Ora di religione, cosa cambiare

Pare proprio che sia difficile spiegare la differenza tra insegnamento della religione a scuola e catechesi. Da un lato vi è chi rifiuta l'ora di religione perché pensa che sia ancora indottrinamento; dall'altro lato ci sono famiglie che non si avvalgono dell'IRC perché – dicono – i loro figli vanno già a catechesi e frequentano la parrocchia, e non si rendono conto dell'importanza di studiare e di conoscere meglio anche gli aspetti culturali della religione. Il risultato è che, non essendo la partecipazione obbligatoria, tutti restano ignoranti. Per di più, all'interno delle classi, la partecipazione all'IRC diventa un elemento di divisione e contrapposizione tra chi resta e chi esce. A più di trent'anni dal Concordato è sempre più evidente che qualcosa non funziona. Cosa pensi dovrebbe cambiare a livello legislativo per migliorare la situazione?

E in attesa che cambi la legge, cosa si può fare?

Daniela

Ringrazio Daniela per questa domanda che mi permette di tornare su un argomento a mio avviso centrale, ma oramai piuttosto trascurato, non solo per i rapporti tra Stato e Chiesa o tra scuola e parrocchia, ma proprio per la dimensione culturale (e quindi sociale e politica) del nostro Paese. La questione riguarda allora l’educazione complessiva dei ragazzi, una formazione che deve essere al passo con i mutamenti globali in atto: è banale sottolineare l’importanza del fenomeno religioso per capire il mondo contemporaneo. E l’ignoranza sulle religioni genera davvero mostri.

Nel 1984, quando con la revisione del Concordato è stata introdotta la normativa tuttora vigente in merito all’insegnamento della religione cattolica (IRC) nelle scuole, la situazione era molto diversa. In molti settori della cultura laica valeva la filiera religione uguale cristianesimo uguale cattolicesimo romano uguale Papa, gerarchia, clero, preti. Chi non era cattolico, era semplicemente “non credente”. Le altre religioni sembravano lontane, materia per specialisti.
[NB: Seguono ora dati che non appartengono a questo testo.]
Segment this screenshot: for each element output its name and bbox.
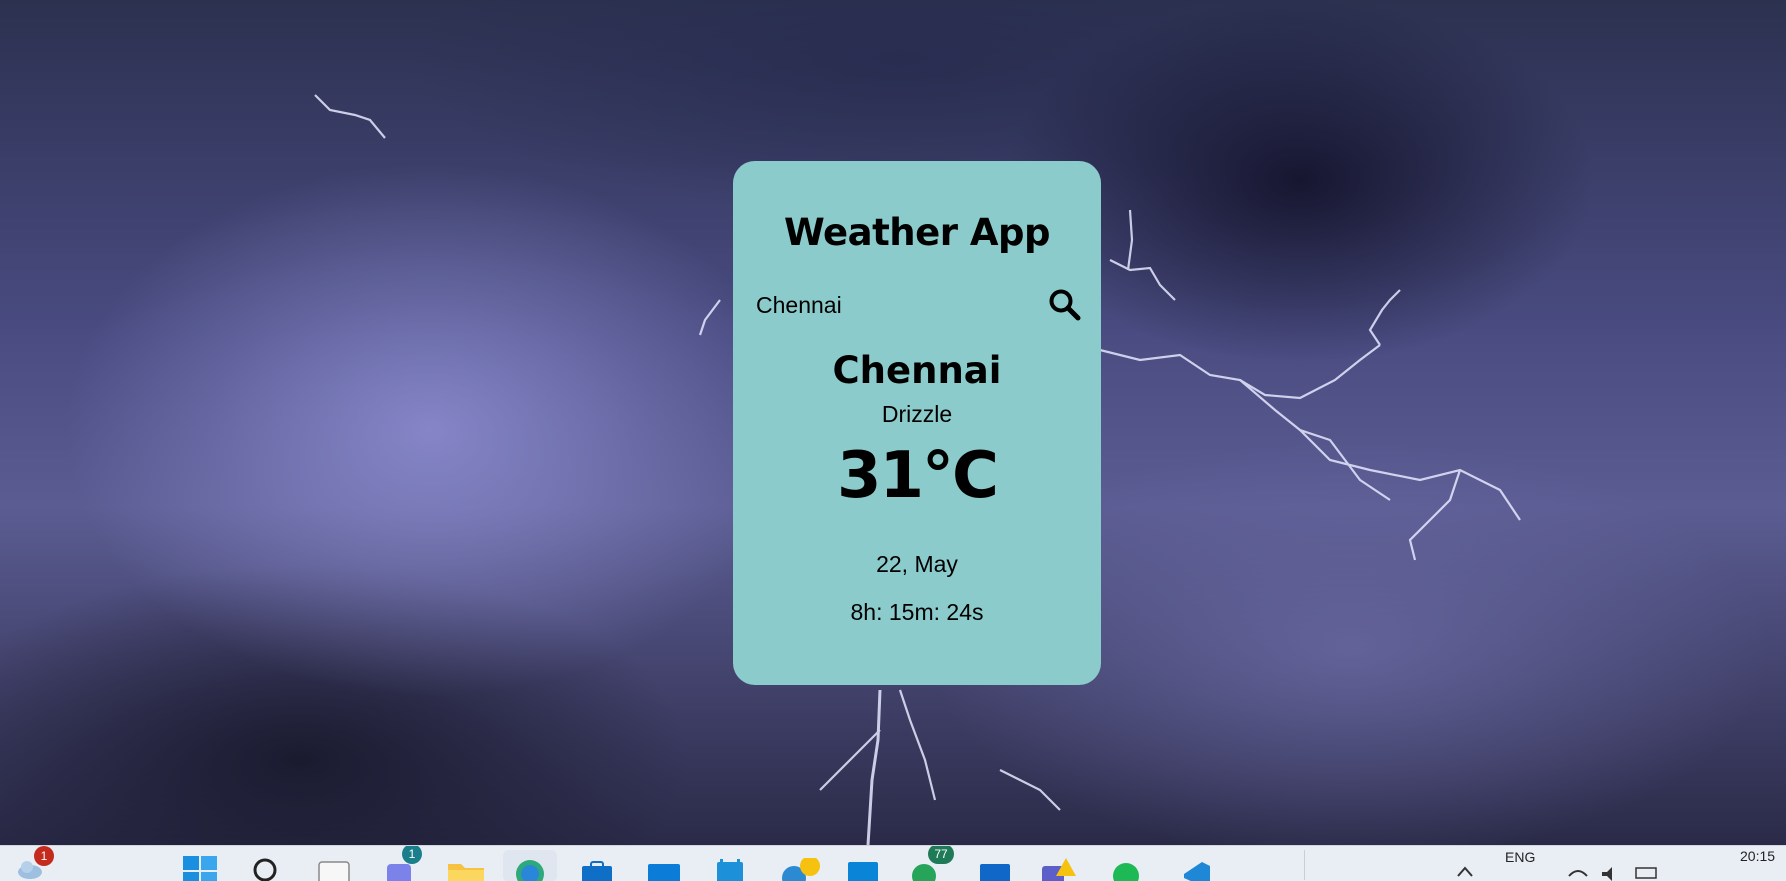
notification-app-button[interactable] (780, 856, 820, 881)
vscode-icon (1184, 862, 1210, 881)
teams-button[interactable] (1040, 856, 1080, 881)
search-button[interactable] (1047, 287, 1083, 323)
weather-condition: Drizzle (881, 401, 953, 427)
app-title: Weather App (784, 211, 1050, 254)
city-name: Chennai (832, 349, 1002, 392)
windows-logo-icon (183, 856, 217, 881)
current-time: 8h: 15m: 24s (850, 599, 984, 625)
edge-icon (516, 860, 544, 881)
volume-button[interactable] (1600, 864, 1622, 881)
clock-time[interactable]: 20:15 (1740, 848, 1775, 864)
chevron-up-icon (1457, 866, 1473, 877)
window-icon (848, 862, 878, 881)
folder-icon (448, 864, 484, 881)
start-button[interactable] (183, 856, 217, 881)
battery-button[interactable] (1635, 866, 1661, 881)
calendar-icon (717, 859, 743, 881)
search-icon (253, 858, 277, 881)
taskbar-search-button[interactable] (252, 856, 280, 881)
current-date: 22, May (876, 551, 958, 577)
calendar-button[interactable] (715, 858, 745, 881)
wifi-button[interactable] (1567, 864, 1589, 881)
taskbar-divider (1304, 850, 1305, 880)
outlook-button[interactable] (978, 860, 1012, 881)
window-app-button[interactable] (846, 860, 880, 881)
weather-card: Weather App Chennai Drizzle 31°C 22, May… (733, 161, 1101, 685)
task-view-icon (318, 861, 350, 881)
spotify-button[interactable] (1110, 858, 1142, 881)
file-explorer-button[interactable] (447, 860, 485, 881)
speaker-icon (1602, 867, 1612, 881)
bell-app-icon (782, 856, 820, 881)
weather-notification-badge: 1 (34, 846, 54, 866)
task-view-button[interactable] (317, 860, 351, 881)
tray-chevron-button[interactable] (1455, 862, 1475, 881)
edge-browser-button[interactable] (503, 850, 557, 881)
search-bar (756, 285, 1083, 325)
city-search-input[interactable] (756, 285, 1036, 325)
language-indicator[interactable]: ENG (1505, 849, 1535, 865)
outlook-icon (980, 864, 1010, 881)
spotify-icon (1113, 863, 1139, 881)
store-bag-icon (582, 861, 612, 881)
teams-notification-badge: 1 (402, 846, 422, 864)
wifi-icon (1568, 870, 1588, 877)
taskbar: 1 1 77 ENG 20:15 (0, 845, 1786, 881)
mail-button[interactable] (646, 860, 682, 881)
temperature: 31°C (836, 439, 999, 513)
whatsapp-notification-badge: 77 (928, 846, 954, 864)
store-button[interactable] (580, 860, 614, 881)
battery-icon (1635, 867, 1657, 879)
search-icon (1049, 289, 1081, 321)
mail-icon (648, 864, 680, 881)
vscode-button[interactable] (1180, 858, 1214, 881)
teams-icon (1042, 858, 1076, 881)
desktop-wallpaper: Weather App Chennai Drizzle 31°C 22, May… (0, 0, 1786, 845)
Continuando con questo ragionamento fallace era ovvio, sempre da parte laica, concedere il monopolio dell’insegnamento della religione alla Chiesa cattolica, dando però la possibilità di esonero dall’ora di religione per quanti ne avessero fatto richiesta.

La Santa Sede ha in un certo senso avvallato questa impostazione, credendo così di gestire al meglio l’educazione religiosa degli italiani. Queste aspettative tuttavia sono sfumate e oggi prevale un’ignoranza diffusa. Occorrerebbe cambiare totalmente l’impostazione: rendere l’insegnamento di “cultura religiosa” (oppure qualche altro nome: scienze delle religioni?, storia delle religioni?… poco importa) obbligatorio per tutti, con docenti formati in università pubbliche.

Alcuni obiettano che sarebbe ben strano incontrare un professore ateo insegnante di religione. Allora però si potrebbe dire la stessa cosa per gli insegnanti di storia: ciascuno ha la propria visione del mondo, ma il bravo docente la mette tra parentesi, perché questo richiede la sua professionalità. Rendere la religione un insegnamento non confessionale servirebbe forse per depotenziare il clima di scontro (ormai totalmente fuori tempo) tra laici e cattolici, tra guelfi e ghibellini, che tanto male ha fatto all’Italia. Per conoscere il mondo è necessario conoscere le religioni, a prescindere dalla propria fede o non fede.

Si dice poi che già da ora i programmi di insegnamento dell’IRC sono lontanissimi da qualsiasi catechismo cattolico, ma prevedono la presenza delle altre religioni con i temi “sensibili” riguardanti l’incontro con il diverso, l’etica e altre questioni di spiritualità. Tutto vero, ma rimane la questione di fondo. Benchè il reclutamento degli insegnanti avvenga attraverso procedure affini a quelle degli altri docenti, nella percezione collettiva essi “rispondono”  alla gerarchia cattolica. Questo è il pretesto per cui l’ora di religione resta ancora facoltativa, con tutti i problemi da te evidenziati.

La realtà però la conosciamo tutti: questo assetto non cambierà nei prossimi anni, se non decenni. Che fare allora? Non conosco bene l’ambiente della scuola (troppe riforme, troppe complicazioni da seguire), tuttavia credo che l’autonomia scolastica trentina consenta di proporre iniziative innovative anche in questo campo: maggiore interazione tra l’ora di religione e le altre materie; progetti interdisciplinari; coinvolgimento di altri docenti. Questo viene già messo in campo con numerose collaborazioni tra l’ufficio catechistico della Diocesi e vari istituti. È bene proseguire su questa via.